Attention, il ne faut pas confondre l’épaulard ou orque (Orcinus orca) avec le pacifique dauphin commun (qui sert essentiellement à illustrer des posters qui ornent les chambres d’adolescentes) ou la baleine banale débonnaire (que le courageux pêcheur islandais des estampes anciennes ramenait jadis à son Islandaise, grâce à un harpon). Non, l’orque, c’est autre chose. On l’appelle vulgairement « baleine tueuse » ou encore « baleine à dents ». Il peut mesurer jusqu’à 10 mètres de long et peser 11 tonnes. Et ses dents acérées, précisément, peuvent mesurer 8 centimètres. Cela dresse tout de suite un portrait assez parlant du personnage ; c’est un animal avec lequel il convient de ne pas trop badiner. Et l’homme l’aime tellement qu’il en garde quelques spécimens en captivité dans des parcs d’attractions, afin de les regarder de près et toucher du doigt leur inquiétante grâce aquatique.
On apprend que l’association de défense des animaux PETA a porté une hallucinante plainte devant le tribunal fédéral de San Diego (Californie) au nom de cinq de ces épais cétacés, baptisées Tilikum, Katina, Corky, Kasatka et Ulises qui interprètent des numéros acrobatiques dans des parcs d’attractions SeaWorld, pour la distraction et l’agrément d’humains américains adultes et de leurs enfants du même métal. L’association voudrait – rapporte l’AFP – que le tribunal reconnaisse que les orques sont « soumises à l’esclavage et/ou à la servitude involontaire en violation du 13ème amendement de la constitution des États-Unis », et donc, puissent elles-mêmes porter plainte. Pour l’association « l’esclavage ne dépend pas plus de l’espèce de l’esclave que de la race, du sexe ou de l’ethnie ». On aimerait dire : c’est assez !

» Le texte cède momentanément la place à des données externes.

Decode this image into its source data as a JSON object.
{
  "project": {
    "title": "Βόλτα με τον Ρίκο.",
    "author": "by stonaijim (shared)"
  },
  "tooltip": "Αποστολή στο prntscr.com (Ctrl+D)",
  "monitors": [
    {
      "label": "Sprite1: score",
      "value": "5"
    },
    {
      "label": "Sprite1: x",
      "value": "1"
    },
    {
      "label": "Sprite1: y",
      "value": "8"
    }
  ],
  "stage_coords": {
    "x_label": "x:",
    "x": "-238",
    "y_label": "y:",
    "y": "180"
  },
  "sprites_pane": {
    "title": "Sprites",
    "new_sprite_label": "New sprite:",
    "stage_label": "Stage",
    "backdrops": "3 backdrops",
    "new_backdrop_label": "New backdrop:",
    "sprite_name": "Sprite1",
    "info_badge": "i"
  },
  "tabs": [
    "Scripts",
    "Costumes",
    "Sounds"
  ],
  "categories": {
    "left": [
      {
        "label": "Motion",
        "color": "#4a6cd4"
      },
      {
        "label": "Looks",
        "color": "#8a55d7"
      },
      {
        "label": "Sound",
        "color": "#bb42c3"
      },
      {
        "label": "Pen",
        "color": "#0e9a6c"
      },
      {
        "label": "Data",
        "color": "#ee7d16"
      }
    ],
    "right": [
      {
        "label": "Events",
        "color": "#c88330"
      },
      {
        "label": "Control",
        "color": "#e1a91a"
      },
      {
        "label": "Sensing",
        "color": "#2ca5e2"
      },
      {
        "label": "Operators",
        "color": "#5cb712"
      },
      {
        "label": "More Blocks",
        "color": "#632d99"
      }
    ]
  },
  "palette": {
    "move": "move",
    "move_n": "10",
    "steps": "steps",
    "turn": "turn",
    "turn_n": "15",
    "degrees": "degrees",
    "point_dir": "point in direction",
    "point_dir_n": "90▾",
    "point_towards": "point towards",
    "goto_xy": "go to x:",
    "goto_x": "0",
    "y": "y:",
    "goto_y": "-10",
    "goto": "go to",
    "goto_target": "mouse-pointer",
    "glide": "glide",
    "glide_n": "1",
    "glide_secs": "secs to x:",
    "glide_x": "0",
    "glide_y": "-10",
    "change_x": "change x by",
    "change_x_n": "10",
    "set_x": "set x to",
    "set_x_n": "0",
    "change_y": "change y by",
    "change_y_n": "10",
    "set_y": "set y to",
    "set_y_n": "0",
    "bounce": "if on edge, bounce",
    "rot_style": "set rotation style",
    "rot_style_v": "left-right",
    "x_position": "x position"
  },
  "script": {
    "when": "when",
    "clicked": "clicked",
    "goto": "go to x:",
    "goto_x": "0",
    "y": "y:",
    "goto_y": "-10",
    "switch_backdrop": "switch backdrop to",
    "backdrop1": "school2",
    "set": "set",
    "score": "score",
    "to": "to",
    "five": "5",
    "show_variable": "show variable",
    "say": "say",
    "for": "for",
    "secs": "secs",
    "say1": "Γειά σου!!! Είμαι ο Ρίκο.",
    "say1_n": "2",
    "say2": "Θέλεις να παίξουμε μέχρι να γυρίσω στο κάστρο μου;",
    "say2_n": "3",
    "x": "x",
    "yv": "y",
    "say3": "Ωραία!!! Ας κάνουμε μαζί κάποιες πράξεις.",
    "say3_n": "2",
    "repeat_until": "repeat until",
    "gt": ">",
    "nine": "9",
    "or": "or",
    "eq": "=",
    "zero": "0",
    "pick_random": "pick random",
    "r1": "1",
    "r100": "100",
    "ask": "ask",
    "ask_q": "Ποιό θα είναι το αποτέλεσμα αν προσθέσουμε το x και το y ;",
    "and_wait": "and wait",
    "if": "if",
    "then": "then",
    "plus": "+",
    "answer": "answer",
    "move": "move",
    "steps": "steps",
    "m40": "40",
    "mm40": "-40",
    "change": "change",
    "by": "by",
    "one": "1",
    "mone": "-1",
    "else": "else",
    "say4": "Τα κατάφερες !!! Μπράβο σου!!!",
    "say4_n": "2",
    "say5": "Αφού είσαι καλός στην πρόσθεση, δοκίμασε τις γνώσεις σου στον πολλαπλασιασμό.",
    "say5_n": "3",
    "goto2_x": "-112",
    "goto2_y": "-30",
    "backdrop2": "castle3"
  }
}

La semaine dernière, la justice fédérale a finalement débouté les Peta et écarté ses élucubrations antispécistes. Les orques ne pourront pas porter plainte contre leurs employeurs. Pas de syndicats pour Orcinus orca ! Ivre d’un lyrisme angoissant le porte-parole de l’association, David Perle, a cependant assuré que cette plainte n’était que le premier pas vers « le jour inévitable où tous les animaux seraient libérés de l’esclavagisme pour l’amusement des humains ». Un jour radieux où, comme dans La Ferme des animaux de George Orwell, les opprimés à poils, plumes et écailles, prendront leur liberté sur leurs infâmes oppresseurs humains ? On sait pourtant comment se termine la pessimiste fable de l’écrivain anglais : les animaux deviennent aussi chiens que les hommes, et les cochons finissent par se vouloir « plus égaux » que les autres… Quant aux orques Tilikum, Katina, Corky, Kasatka et Ulises, avec qui il convient de ne pas badiner, n’ont-elles pas eu le sentiment diffus, dans cette affaire, de se faire instrumentaliser ? Il faudrait interroger à ce sujet leur déléguée du personnel, quand elle aura terminé sa ration quotidienne de chair de phoque.